Del resto è difficile scommetter­e su percorsi formativi certi che possano davvero dare la garanzia del lavoro futuro in questa Italia dove scuola e impiego sono così scollegate. Dove servono più saldatori specializz­ati o gestori di big data che non avvocati (di cui l’Italia continua a essere in sovrannume­ro). La confusione è grande sotto il cielo di un federalism­o slabbrato che ha proprio nella formazione il suo principale esempio di inefficien­za regionale (simbolo tra l’altro della velocità diseguale tra Nord e Sud).

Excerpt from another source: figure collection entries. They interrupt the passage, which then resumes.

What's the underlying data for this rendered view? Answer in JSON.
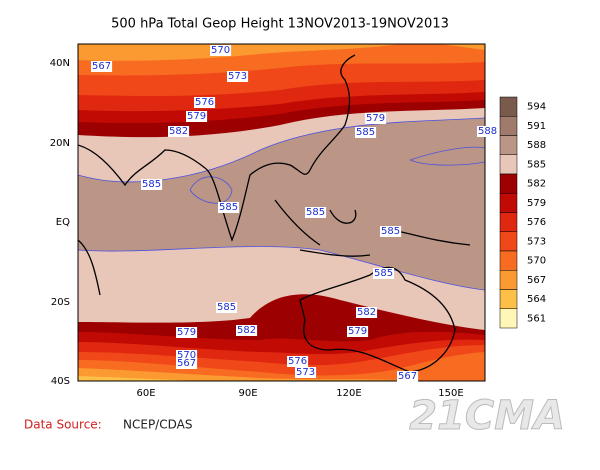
{
  "title": "500 hPa Total Geop Height 13NOV2013-19NOV2013",
  "lat_labels": [
    "40N",
    "20N",
    "EQ",
    "20S",
    "40S"
  ],
  "lon_labels": [
    "60E",
    "90E",
    "120E",
    "150E"
  ],
  "colorbar": {
    "levels": [
      594,
      591,
      588,
      585,
      582,
      579,
      576,
      573,
      570,
      567,
      564,
      561
    ],
    "colors": [
      "#7b5a4e",
      "#a07a6a",
      "#bb9686",
      "#e8c6b8",
      "#9c0000",
      "#c20a04",
      "#e02810",
      "#f04818",
      "#f86c22",
      "#fa9a30",
      "#fcc048",
      "#fff6b8"
    ]
  },
  "contour_labels": [
    570,
    567,
    573,
    576,
    579,
    582,
    585,
    585,
    585,
    585,
    585,
    585,
    582,
    579,
    582,
    579,
    570,
    567,
    576,
    573,
    567,
    585,
    579,
    588
  ],
  "source": {
    "label": "Data Source:",
    "value": "NCEP/CDAS"
  },
  "watermark": "21CMA"
}
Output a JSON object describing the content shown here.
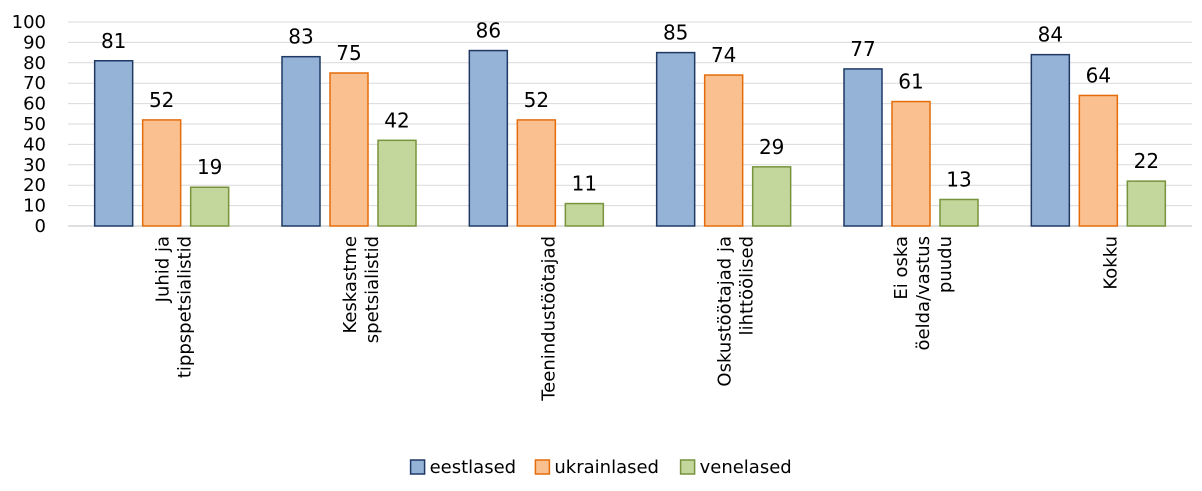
{
  "chart_data": {
    "type": "bar",
    "title": "",
    "xlabel": "",
    "ylabel": "",
    "ylim": [
      0,
      100
    ],
    "yticks": [
      0,
      10,
      20,
      30,
      40,
      50,
      60,
      70,
      80,
      90,
      100
    ],
    "grid": true,
    "legend_position": "bottom",
    "categories": [
      [
        "Juhid ja",
        "tippspetsialistid"
      ],
      [
        "Keskastme",
        "spetsialistid"
      ],
      [
        "Teenindustöötajad"
      ],
      [
        "Oskustöötajad ja",
        "lihttöölised"
      ],
      [
        "Ei oska",
        "öelda/vastus",
        "puudu"
      ],
      [
        "Kokku"
      ]
    ],
    "series": [
      {
        "name": "eestlased",
        "values": [
          81,
          83,
          86,
          85,
          77,
          84
        ],
        "fill": "#95b3d7",
        "stroke": "#1f3864"
      },
      {
        "name": "ukrainlased",
        "values": [
          52,
          75,
          52,
          74,
          61,
          64
        ],
        "fill": "#fac090",
        "stroke": "#e46c0a"
      },
      {
        "name": "venelased",
        "values": [
          19,
          42,
          11,
          29,
          13,
          22
        ],
        "fill": "#c3d69b",
        "stroke": "#77933c"
      }
    ]
  }
}
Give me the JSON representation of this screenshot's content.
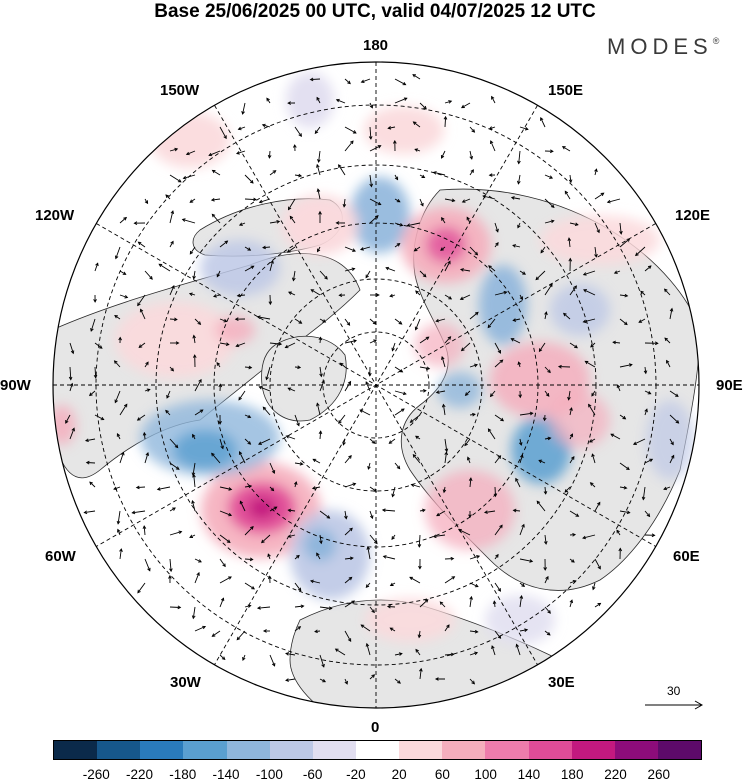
{
  "header": {
    "title": "Base 25/06/2025 00 UTC, valid 04/07/2025 12 UTC",
    "brand": "MODES",
    "brand_mark": "®"
  },
  "map": {
    "projection": "north-polar-stereographic",
    "longitude_labels": {
      "top": "180",
      "bottom": "0",
      "left": "90W",
      "right": "90E",
      "upper_left_1": "150W",
      "upper_left_2": "120W",
      "upper_right_1": "150E",
      "upper_right_2": "120E",
      "lower_left_1": "60W",
      "lower_left_2": "30W",
      "lower_right_1": "60E",
      "lower_right_2": "30E"
    },
    "anomaly_centers": [
      {
        "lon": -40,
        "lat": 48,
        "value": 230
      },
      {
        "lon": 170,
        "lat": 62,
        "value": -120
      },
      {
        "lon": 148,
        "lat": 55,
        "value": 160
      },
      {
        "lon": 120,
        "lat": 65,
        "value": -100
      },
      {
        "lon": 80,
        "lat": 50,
        "value": -130
      },
      {
        "lon": 98,
        "lat": 58,
        "value": 90
      },
      {
        "lon": -70,
        "lat": 60,
        "value": -130
      },
      {
        "lon": -120,
        "lat": 62,
        "value": -70
      },
      {
        "lon": -160,
        "lat": 58,
        "value": 60
      },
      {
        "lon": 25,
        "lat": 55,
        "value": 70
      },
      {
        "lon": -20,
        "lat": 55,
        "value": -90
      },
      {
        "lon": -100,
        "lat": 40,
        "value": 60
      }
    ]
  },
  "vector_reference": {
    "value": "30"
  },
  "colorbar": {
    "colors": [
      "#0b2a4a",
      "#16578b",
      "#2a7bbb",
      "#5a9fd0",
      "#8fb6dc",
      "#bdc8e6",
      "#e1def0",
      "#ffffff",
      "#fbd9dc",
      "#f5aebd",
      "#ee7cac",
      "#e04c98",
      "#c3197f",
      "#8d0c7a",
      "#5d0a6a"
    ],
    "tick_labels": [
      "-260",
      "-220",
      "-180",
      "-140",
      "-100",
      "-60",
      "-20",
      "20",
      "60",
      "100",
      "140",
      "180",
      "220",
      "260"
    ]
  }
}
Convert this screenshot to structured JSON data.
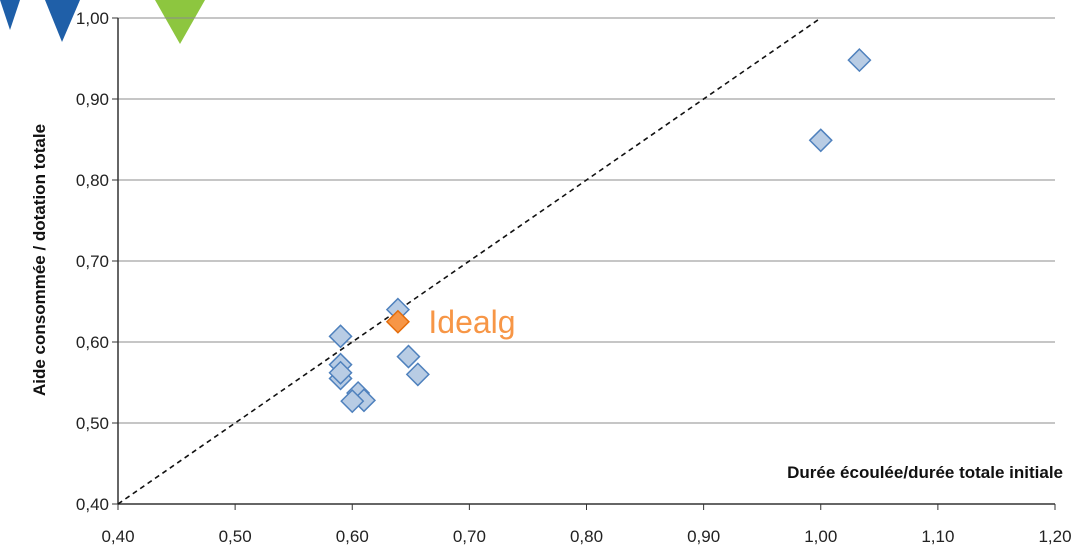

Il fatto che, come scriviamo qui a fianco, anche il progetto europeo di Garanzia giovani finisca in Italia per camuffare semplici stage (nel 68% dei casi) è segno di un errore strategico. Sarebbe meglio che la Garanzia giovani si traducesse in sempre maggiori casi di contratti di apprendist­ato, ma questa fattispeci­e di ingresso al mercato del lavoro è da sempre indebolita dalle scarse risorse e dalla incapacità delle Regioni di renderlo strumento appetibile per l’impresa. Un bel tema da Primo Maggio, ma non ne parla nessuno.